Après plus de cent jours de grève de la faim, Olivier Kamga Monkam, âgé de 25 ans, avait perdu 33 kg. Il ne se levait plus, souffrait d'hémorragies intestinales, de dysfonctionnements rénaux et d'hallucinations. «La nuit, lorsque les démons viennent me visiter, je me sens brusquement immobilisé, mes membres se raidissent et je n'entends plus. C'est alors que je vois apparaître l'ombre d'êtres insaisissables, des bêtes aux pieds fendus, dansant à un rythme barbare et essayant de se jeter sur moi», écrit-il ainsi de sa prison, le 17 janvier 2002.
Plus près de nous, des personnes se réclamant du SCNC avait été contraints à la grève de la faim en 2007, après leur interpellation.

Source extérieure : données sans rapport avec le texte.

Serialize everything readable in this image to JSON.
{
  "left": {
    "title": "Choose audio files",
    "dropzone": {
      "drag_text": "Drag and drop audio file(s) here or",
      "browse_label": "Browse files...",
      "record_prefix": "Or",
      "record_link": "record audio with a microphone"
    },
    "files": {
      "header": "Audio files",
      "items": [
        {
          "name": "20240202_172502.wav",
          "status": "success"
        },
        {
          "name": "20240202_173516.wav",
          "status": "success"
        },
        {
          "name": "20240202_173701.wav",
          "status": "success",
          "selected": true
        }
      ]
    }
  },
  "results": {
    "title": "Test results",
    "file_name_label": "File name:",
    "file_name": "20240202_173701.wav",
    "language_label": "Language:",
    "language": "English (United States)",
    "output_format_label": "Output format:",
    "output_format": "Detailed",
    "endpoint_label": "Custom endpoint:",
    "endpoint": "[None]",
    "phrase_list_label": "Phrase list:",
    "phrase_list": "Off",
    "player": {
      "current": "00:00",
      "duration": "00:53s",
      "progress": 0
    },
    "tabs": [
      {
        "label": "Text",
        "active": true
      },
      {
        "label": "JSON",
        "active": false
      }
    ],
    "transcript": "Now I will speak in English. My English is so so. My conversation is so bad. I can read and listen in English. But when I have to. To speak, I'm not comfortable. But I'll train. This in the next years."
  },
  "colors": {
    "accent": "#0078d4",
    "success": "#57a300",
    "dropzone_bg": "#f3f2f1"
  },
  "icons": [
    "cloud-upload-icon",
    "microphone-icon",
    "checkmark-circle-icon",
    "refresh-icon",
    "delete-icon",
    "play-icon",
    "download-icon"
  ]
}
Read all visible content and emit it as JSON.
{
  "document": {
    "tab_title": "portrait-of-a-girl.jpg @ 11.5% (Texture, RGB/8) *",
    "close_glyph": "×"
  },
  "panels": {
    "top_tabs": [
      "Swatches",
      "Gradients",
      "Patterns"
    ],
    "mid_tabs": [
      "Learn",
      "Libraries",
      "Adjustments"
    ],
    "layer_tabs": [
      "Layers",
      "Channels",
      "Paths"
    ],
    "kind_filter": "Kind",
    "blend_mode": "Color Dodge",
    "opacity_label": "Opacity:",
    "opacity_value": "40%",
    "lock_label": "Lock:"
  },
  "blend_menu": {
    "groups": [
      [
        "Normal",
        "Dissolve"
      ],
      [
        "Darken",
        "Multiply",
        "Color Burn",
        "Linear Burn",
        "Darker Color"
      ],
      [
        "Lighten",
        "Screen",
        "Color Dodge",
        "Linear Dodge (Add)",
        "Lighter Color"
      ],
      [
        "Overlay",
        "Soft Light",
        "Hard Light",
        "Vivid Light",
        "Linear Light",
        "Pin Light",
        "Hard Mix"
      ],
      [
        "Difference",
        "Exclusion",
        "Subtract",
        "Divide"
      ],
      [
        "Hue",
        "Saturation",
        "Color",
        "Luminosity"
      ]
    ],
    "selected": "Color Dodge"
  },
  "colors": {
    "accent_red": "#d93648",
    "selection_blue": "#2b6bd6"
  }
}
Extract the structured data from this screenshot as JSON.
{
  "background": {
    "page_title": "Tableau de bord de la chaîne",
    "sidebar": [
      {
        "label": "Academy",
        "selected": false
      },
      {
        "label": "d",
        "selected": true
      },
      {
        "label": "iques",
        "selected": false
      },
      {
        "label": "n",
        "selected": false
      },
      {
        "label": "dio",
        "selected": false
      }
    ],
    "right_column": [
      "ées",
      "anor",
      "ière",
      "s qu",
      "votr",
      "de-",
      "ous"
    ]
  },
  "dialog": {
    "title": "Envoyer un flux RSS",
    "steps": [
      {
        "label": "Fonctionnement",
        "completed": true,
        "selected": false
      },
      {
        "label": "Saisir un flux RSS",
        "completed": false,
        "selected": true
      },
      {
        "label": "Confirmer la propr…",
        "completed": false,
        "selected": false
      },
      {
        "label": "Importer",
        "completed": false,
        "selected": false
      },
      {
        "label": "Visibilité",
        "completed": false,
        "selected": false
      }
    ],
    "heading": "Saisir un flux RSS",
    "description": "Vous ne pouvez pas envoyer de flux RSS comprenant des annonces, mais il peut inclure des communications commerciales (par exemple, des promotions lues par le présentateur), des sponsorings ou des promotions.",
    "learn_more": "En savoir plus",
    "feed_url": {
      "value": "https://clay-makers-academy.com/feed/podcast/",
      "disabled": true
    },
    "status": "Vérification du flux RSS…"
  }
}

En juillet 2008, des enseignants de l’Université de Douala étaient entrés en grève de la faim
L’université de Douala a été paralysée en partie par une grève de la faim « illimitée » des enseignants de cette institution supérieure qui décriaient les mauvaises conditions de travail mises en place par le recteur, et exigeaient entre autres, leur reclassement de chargé de cours à Professeur.
Les grévistes au nombre de neuf, avaient déclaré que les « manigances orchestrées du recteur » ont amené l’administration à revoir à la baisse, leur indice à la fonction publique, en témoigne le cas d’un chargé de cours, Amadou Monkaré qui dit avoir été recruté en 2001 à l’indice 635, mais qui a été ramené à 530, alors « qu’en temps normal, il devrait être au-delà de 750 ».
Des universitaires sur le macadam
En dehors des deux grévistes de la faim, sept autres enseignants qui dénonçaient « la gestion à la petite semaine du recteur » avaient souligné qu’ils allaient rejoindre leurs collègues en commençant une grève de la faim. Durant les émeutes de la faim de 2008, six morts avaient été enregistrés à Loum. Parmi ces derniers, Aya Patrick Lionel, onze ans, élève au Lycée de Loum. C’est le fils de Joe La Conscience, un activiste qui manifestait pour dire “ Non à la modification de la Constitution ”. Ce dernier s’était rendu devant l’ambassade des Etats-Unis au Cameroun à Yaoundé où il avait entamé une grève de la faim pour exiger la réouverture de Equinoxe radio et télévision.